Gesù si rivolge al Padre e guarda i suoi: «Tutto mi è stato dato dal Padre»… Nessuno conosce il Padre tranne lui. I piccoli hanno il privilegio di conoscere l’unico rivelatore del Padre, quello esclusivo, e il piccolo gruppo ha la fortuna di ascoltarlo.

«Venite a me voi che siete affaticati e oppressi e io vi ristorerò. Imparate da me che sono mite e umile di cuore…». Imparare dal Maestro e seguire il Maestro: ecco la figura esatta del discepolo e del cristiano. Si tratta di imparare dalla persona di Gesù, standogli vicino, piuttosto che apprendere vasti programmi di leggi e prescrizioni, stressanti da applicare, come facevano i seguaci dei rabbini.

«Troverete ristoro…». Questo ristoro è una nuova esperienza di Dio. C’è un salto di qualità già nella vita presente, quello che Gesù propone. Il ristoro non è solo il premio finale. Non si parla dell’«eterno riposo», ma di un riposo e di un sollievo per la fatica di vivere.

Vale per chi si preoccupa di tante cose e ha paura di non arrivare dappertutto. Sembra detto a noi che veniamo fuori dal riposo imposto dalla pandemia e, anziché essere riposati, siamo forse più stanchi e preoccupati. Troverete ristoro…

«Prendete il mio giogo…». Il giogo si porta in due. Chi è in coppia con noi?
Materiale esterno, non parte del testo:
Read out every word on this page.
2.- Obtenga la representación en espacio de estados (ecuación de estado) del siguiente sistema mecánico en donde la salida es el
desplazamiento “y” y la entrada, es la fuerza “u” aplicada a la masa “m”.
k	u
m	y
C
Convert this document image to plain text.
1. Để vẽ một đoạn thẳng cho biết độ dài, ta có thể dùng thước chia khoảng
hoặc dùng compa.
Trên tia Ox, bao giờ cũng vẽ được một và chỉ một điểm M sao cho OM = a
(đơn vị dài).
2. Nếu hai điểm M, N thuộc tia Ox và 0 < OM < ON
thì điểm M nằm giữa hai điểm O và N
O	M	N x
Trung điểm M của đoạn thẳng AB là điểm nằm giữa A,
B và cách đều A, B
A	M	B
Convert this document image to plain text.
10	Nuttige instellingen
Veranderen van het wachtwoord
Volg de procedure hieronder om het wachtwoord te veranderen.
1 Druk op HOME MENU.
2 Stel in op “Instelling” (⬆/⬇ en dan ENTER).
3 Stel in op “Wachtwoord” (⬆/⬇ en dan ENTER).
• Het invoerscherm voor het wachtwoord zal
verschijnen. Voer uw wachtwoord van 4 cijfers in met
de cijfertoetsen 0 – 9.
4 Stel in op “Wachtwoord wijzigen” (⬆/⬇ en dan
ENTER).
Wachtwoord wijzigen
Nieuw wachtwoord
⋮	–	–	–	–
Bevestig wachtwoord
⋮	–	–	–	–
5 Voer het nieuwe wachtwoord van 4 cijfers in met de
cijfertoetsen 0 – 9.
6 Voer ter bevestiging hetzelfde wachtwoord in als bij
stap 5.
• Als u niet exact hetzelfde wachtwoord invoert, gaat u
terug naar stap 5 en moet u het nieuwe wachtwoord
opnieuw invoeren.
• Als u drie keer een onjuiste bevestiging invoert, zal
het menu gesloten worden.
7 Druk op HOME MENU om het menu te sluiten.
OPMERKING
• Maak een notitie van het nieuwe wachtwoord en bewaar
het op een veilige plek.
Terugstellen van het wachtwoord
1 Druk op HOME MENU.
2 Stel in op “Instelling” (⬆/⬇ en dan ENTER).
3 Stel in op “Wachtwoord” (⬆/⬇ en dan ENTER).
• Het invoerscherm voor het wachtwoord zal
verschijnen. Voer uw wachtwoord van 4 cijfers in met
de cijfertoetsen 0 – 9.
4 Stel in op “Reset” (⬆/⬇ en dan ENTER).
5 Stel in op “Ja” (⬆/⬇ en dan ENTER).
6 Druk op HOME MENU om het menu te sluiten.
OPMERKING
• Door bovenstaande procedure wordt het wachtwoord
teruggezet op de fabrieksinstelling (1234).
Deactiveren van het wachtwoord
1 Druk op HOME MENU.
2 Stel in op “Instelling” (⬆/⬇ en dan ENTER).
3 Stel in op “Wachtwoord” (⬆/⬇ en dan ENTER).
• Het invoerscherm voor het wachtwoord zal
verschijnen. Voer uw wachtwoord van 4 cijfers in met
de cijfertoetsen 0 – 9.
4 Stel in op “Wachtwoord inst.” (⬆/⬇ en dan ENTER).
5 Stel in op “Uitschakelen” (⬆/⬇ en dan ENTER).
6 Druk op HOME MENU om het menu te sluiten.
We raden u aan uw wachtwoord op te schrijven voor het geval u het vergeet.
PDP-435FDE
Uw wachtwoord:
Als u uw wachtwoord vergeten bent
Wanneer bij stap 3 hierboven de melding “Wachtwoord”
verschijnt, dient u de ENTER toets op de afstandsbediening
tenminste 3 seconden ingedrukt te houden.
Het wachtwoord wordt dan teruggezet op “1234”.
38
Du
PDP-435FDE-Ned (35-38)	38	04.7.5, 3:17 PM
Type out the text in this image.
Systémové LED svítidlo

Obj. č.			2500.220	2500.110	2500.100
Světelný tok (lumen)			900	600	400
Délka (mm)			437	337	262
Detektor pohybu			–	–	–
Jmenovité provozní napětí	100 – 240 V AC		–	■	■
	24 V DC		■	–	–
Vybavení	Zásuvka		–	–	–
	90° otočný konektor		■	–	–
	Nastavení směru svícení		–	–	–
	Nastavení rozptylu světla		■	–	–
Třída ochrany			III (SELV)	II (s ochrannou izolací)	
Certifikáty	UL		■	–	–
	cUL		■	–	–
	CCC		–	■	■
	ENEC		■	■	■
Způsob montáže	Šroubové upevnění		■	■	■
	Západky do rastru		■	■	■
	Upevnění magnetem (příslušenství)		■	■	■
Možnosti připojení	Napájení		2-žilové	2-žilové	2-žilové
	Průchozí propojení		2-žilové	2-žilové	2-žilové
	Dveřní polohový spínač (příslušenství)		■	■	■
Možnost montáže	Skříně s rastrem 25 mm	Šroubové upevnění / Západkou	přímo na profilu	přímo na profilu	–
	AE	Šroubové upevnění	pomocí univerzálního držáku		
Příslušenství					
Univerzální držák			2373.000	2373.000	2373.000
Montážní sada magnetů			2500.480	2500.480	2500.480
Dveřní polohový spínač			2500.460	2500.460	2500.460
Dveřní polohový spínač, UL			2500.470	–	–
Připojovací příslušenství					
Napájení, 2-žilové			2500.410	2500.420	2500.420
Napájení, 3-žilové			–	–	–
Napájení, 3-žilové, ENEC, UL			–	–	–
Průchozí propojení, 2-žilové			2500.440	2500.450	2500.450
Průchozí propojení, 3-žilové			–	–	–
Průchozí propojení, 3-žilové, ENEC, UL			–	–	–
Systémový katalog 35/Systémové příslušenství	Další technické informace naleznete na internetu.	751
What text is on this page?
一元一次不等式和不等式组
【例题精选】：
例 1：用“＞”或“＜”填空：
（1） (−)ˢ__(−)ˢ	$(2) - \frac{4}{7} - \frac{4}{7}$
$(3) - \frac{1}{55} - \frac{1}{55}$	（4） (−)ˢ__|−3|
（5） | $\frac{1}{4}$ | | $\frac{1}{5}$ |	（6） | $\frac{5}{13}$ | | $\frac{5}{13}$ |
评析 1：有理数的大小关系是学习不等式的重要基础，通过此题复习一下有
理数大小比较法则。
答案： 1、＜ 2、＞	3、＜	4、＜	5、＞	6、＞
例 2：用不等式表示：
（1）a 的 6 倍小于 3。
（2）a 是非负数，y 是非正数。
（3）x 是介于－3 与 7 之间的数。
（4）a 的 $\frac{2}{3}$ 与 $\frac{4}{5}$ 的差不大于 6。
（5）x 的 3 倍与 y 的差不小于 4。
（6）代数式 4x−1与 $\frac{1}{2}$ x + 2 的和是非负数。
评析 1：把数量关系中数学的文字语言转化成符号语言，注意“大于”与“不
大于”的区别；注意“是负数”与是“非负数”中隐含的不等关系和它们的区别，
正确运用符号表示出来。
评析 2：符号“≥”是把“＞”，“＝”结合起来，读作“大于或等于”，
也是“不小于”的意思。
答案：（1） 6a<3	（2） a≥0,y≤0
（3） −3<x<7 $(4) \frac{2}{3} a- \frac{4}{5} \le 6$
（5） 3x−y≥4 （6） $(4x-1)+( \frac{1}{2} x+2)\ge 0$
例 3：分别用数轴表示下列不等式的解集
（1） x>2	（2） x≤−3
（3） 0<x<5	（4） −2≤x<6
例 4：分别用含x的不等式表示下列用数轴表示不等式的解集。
Non è forse Gesù stesso?

«Il mio giogo è dolce e il mio carico leggero». Come può essere, se Gesù ha fatto il perfezionamento della Legge? Se esige una giustizia superiore a quella degli scribi e dei farisei? Eppure Gesù ha ricondotto al centro la religione e le osservanze varie: il centro è la carità che rende tutto più leggero e più lieto.

Il carico di Gesù è leggero perché non viene prima la legge, ma viene prima la grazia. Il dono del Figlio, e la gioiosa notizia che Dio ci ama fino a questo punto, alleggerisce il giogo. Rispondere all’amore, viene spontaneo e facile.

Il giogo di Gesù è facile anche perché lui è un maestro che rimane coi suoi tutti i giorni. Non è uno che insegna e poi dice “Andate!”, ma promette: «Io sono con voi».